If, on the other hand, you can usually run without bothering to check for these extra pieces, and only need to bother when specilly requested, then it might be better to put them into a different table. The join (or subsequent lookup) will be expensive - much more expensive than pulling nulls for empty columns - but if it's very infrequent, would probably cost less in runtime execution in the long run.
Also bear in mind the tradeoff in storage and transport terms - storing lots of empty fields does take some space, and sending back lots of empty fields takes network bandwidth.

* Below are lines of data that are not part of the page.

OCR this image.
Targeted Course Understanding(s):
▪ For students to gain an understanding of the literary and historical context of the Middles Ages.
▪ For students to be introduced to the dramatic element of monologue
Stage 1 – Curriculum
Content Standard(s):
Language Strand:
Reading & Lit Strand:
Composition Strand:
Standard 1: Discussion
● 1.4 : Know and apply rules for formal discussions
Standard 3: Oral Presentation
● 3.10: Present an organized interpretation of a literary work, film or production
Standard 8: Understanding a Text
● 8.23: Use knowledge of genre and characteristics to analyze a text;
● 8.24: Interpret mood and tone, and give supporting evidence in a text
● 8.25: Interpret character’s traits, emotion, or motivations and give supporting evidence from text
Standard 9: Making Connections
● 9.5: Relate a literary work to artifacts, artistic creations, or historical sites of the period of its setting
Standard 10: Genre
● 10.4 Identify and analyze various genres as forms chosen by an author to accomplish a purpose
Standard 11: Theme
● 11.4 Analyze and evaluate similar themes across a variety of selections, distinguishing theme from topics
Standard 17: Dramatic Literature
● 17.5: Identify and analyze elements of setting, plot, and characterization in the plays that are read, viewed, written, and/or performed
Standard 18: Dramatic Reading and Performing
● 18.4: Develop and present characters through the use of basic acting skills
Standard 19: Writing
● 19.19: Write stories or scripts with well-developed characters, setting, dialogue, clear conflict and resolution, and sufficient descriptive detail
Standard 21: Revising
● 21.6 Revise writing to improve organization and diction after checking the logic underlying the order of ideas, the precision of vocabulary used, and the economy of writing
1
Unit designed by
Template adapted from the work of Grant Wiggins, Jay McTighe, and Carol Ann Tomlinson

If disk space is not a concern, but bandwidth is, make the application is carfully designed to minimse unecessary lookups, and then with tight queries you can store the extra (optional) data, but not pass it back unless it's requested.
So, it really all depends on what's important to you. Once you know what your overriding design concerns are, you will know which compromises to make to address those concerns at the expense of others. A balancing act.
I have some question regarding database performance in general. I'm using Sqlite but I assume that the performance remarks are applicable to all relational databases?
I have a database that contains a table that stores data of about 200 variables. I write about 50 variables per second to the table. A writen variable contains the id of the variable, a value and a timestamp. Readig is done very rarely but needs to be as fast as possible to get the data per variable in chronological order. When I do a query I always just need to get the data of 1 variable.
How do I design the database so the reading is as fast as possible:
1. I make 1 tabel that contains all the
variables. The variable is stored as
an id. I index the table on the id
and timestamp. The bad part is that
the index makes the write slowe(r).
2. I make 200 tables for each variable
and index the timestamp.
I think the second solution is the most performant but creaying a table for each variable doesn't seem right. Someone can give me some advice?
Thanks
If you really want to use a database, use the first approach, but make sure you are inserting your data in a single transaction; benchmarks show it makes writing much faster.
Are your searches performed on variable name/id AND timestamp, or variable name only. Indexing on timestamp may not be necessary...
Are you sure you need a database? By the sounds of it, a flat-file will work well enough for you, and you don't sound like you actually need any of the trappings of a database. Just create a flat-file for each variable and keep handles to each open. Write to them through your standard buffered IO as often as you need. To read, just open one file and deserialize.
If you are using a relational database, I am guessing those variables are all related? If they are just values, for instance, settings, then maybe a file or something similar may be better.
If you only ever have to query values for ONE variable, then, if you insist on using a database (which may not be a bad thing!), then you should create one table per variable:
id (unsigned int, auto-increment, primary key)
timestamp (datetime)
variable (whatever it is supposed to be)
Do not skimp on data just because "it might take more room on the hard drive" - that only leads to trouble.